The news that Dax McCarty has been called into the U.S. squad ahead of next month's World Cup qualifiers, while Sacha Kljestan has not, is a reminder that the fortunes of the two -- which once seemed to be inextricably linked -- have now diverged for good. McCarty's great start with Chicago and Kljestan's struggles to deal with McCarty's absence in New York and the expectations of the captaincy have defined the opening third of the season for each player.
There was a time when international weeks were a moment when Kljestan and McCarty would be redoubling their efforts in New York Red Bulls training sessions, as they wondered just what they had to do for their performances to merit a U.S. call-up. And even as their respective claims seemed more and more irresistible, amid a Red Bulls midfield that had been one of the most effective in the league in the past couple of seasons, all that seemed to happen was that their serial omissions became more and more notable.
The irony perhaps is that both players appeared to be victims of their own success; or rather, the success of the midfield trio, completed by Felipe Martins, that hummed so efficiently as the engine of the New York pressing game. In appearing to add up to something greater than the sum of its parts, the combo minimized the contribution of each individual player; the suspicion lingered that without the other two, any one player would be markedly diminished.
It was always an unfair perspective, and somehow it was made worse by the fleeting looks either player had at the national team squad.
In one January team camp, traditionally the moment when players on the fringe get their chance to break through, McCarty was the only player on the roster not to see the field.
Kljestan, meanwhile, had not seen any international action since bouncing around a couple of slightly ill-fitting wide midfield roles early in the Klinsmann era. He looked to have finally broken through last year, only to be returned to the outside looking in for the forthcoming games, reminding the 2016 MVP finalist that his international place was still very provisional.
But while it's arguable that neither player has had a fair shake, the season so far has certainly given us a chance to assess just what impact the presence -- and now absence -- of the other has had on both McCarty's and Kljestan's games.
On that score, it seems easier to see why McCarty has been called up and Kljestan hasn't. McCarty has gone straight into the heart of a just-add-water Chicago midfield that also features Juninho and Bastian Schweinsteiger. The presence of the latter has naturally placed even a dominant MLS presence like McCarty in a support, if not subordinate role, and given that's a role he's been performing with various versions of the Red Bulls team for several years now, McCarty has slot straight into place.
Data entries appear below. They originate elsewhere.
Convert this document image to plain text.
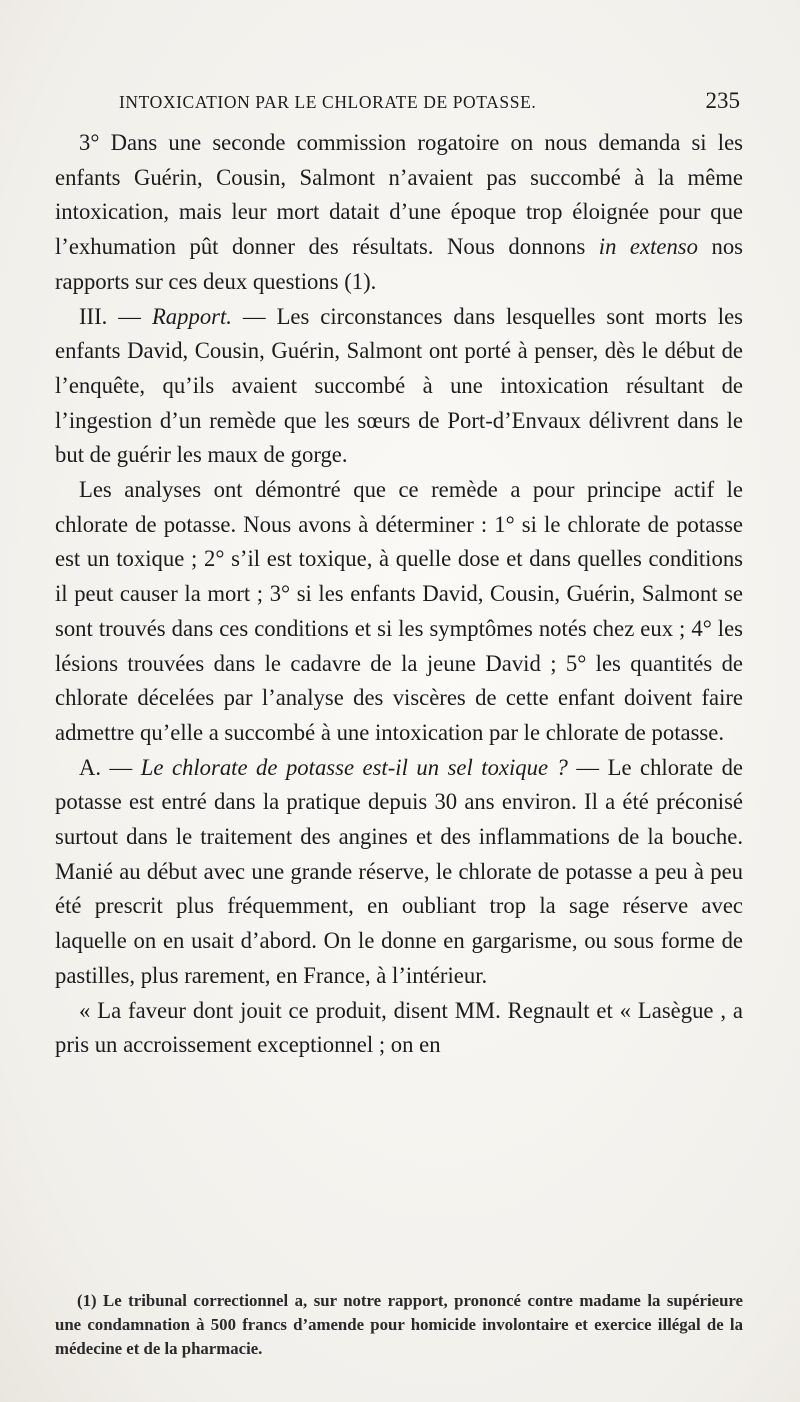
INTOXICATION PAR LE CHLORATE DE POTASSE.	235

3° Dans une seconde commission rogatoire on nous demanda si les enfants Guérin, Cousin, Salmont n’avaient pas succombé à la même intoxication, mais leur mort datait d’une époque trop éloignée pour que l’exhumation pût donner des résultats. Nous donnons in extenso nos rapports sur ces deux questions (1).

III. — Rapport. — Les circonstances dans lesquelles sont morts les enfants David, Cousin, Guérin, Salmont ont porté à penser, dès le début de l’enquête, qu’ils avaient succombé à une intoxication résultant de l’ingestion d’un remède que les sœurs de Port-d’Envaux délivrent dans le but de guérir les maux de gorge.

Les analyses ont démontré que ce remède a pour principe actif le chlorate de potasse. Nous avons à déterminer : 1° si le chlorate de potasse est un toxique ; 2° s’il est toxique, à quelle dose et dans quelles conditions il peut causer la mort ; 3° si les enfants David, Cousin, Guérin, Salmont se sont trouvés dans ces conditions et si les symptômes notés chez eux ; 4° les lésions trouvées dans le cadavre de la jeune David ; 5° les quantités de chlorate décelées par l’analyse des viscères de cette enfant doivent faire admettre qu’elle a succombé à une intoxication par le chlorate de potasse.

A. — Le chlorate de potasse est-il un sel toxique ? — Le chlorate de potasse est entré dans la pratique depuis 30 ans environ. Il a été préconisé surtout dans le traitement des angines et des inflammations de la bouche. Manié au début avec une grande réserve, le chlorate de potasse a peu à peu été prescrit plus fréquemment, en oubliant trop la sage réserve avec laquelle on en usait d’abord. On le donne en gargarisme, ou sous forme de pastilles, plus rarement, en France, à l’intérieur.

« La faveur dont jouit ce produit, disent MM. Regnault et « Lasègue , a pris un accroissement exceptionnel ; on en

(1) Le tribunal correctionnel a, sur notre rapport, prononcé contre madame la supérieure une condamnation à 500 francs d’amende pour homicide involontaire et exercice illégal de la médecine et de la pharmacie.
It's also a role that's largely reactive: closing down danger, maintaining balance and shape to adapt to changing circumstances. At the Red Bulls, it allowed the team to play high up the field, and for Kljestan to concentrate on drifting into dangerous pockets outside the box, between the opposing midfield and defense, knowing the team behind him would be calibrated to deal with breakdowns more often than not.
But with McCarty gone, Kljestan has had no such luxury, and it shows. The role of team captain is often overemphasized in terms of the responsibilities it entails, but the new Red Bulls captain at times has made it look as if the role comes with a whole heap of admin he has to carry out while also trying to do what earned him the position of influence in the first place.
Relentless at their best, with Kljestan setting a tempo of metronomic passing and incisive angles, the Red Bulls have looked labored far too often this year; the wing play, attacks through the middle, positioning without the ball, central defense and just general cohesion have been off. Sean Davis is developing, but not at the rate of being a like-for-like McCarty replacement that the team needed him to be. Tyler Adams, 18, may turn out to be a great player, but is far from a midfield general as yet.
And amid it all, Kljestan has seemed to have a shopping list of responsibilities he can never quite get to. Mindful of defensive responsibilities and contingencies, he's been picking up the ball deeper and laying off to players who seem similarly preoccupied. Chasing back more often to help out is admirable commitment, but it further isolates Bradley Wright-Phillips up front. The harder Kljestan has tried to kickstart the season, the more ineffective he's been.
Again it's easy to simplify and say that the evidence so far shows that Kljestan needs McCarty more than McCarty needs Kljestan, but in truth both players are still doing what they always have done in leading by example; the difference has been that the players around Kljestan have hardly been doing enough to free him up to do what he does best, which has created a vicious circle of him not trusting them and overcompensating, to the ultimate detriment of everyone.
It was telling that Saturday night's cathartic come-from-behind win against the New England Revolution was dominated by Kljestan once again playing in an advanced position and seemingly trusting that the midfielders beside him, including Felipe taking on a more explicitly defensive role, would just do their jobs. The knock-on effects were apparent. This misfiring engine wasn't purring exactly, but this looked something like the Red Bulls of old.
Whether that's enough for Kljestan to get another look in this U.S. cycle is a matter of time -- the uptick in the past two games came too late to convince Bruce Arena. But if he needs inspiration, he can note the presence of McCarty on the national team roster and remind himself that redemption is always possible.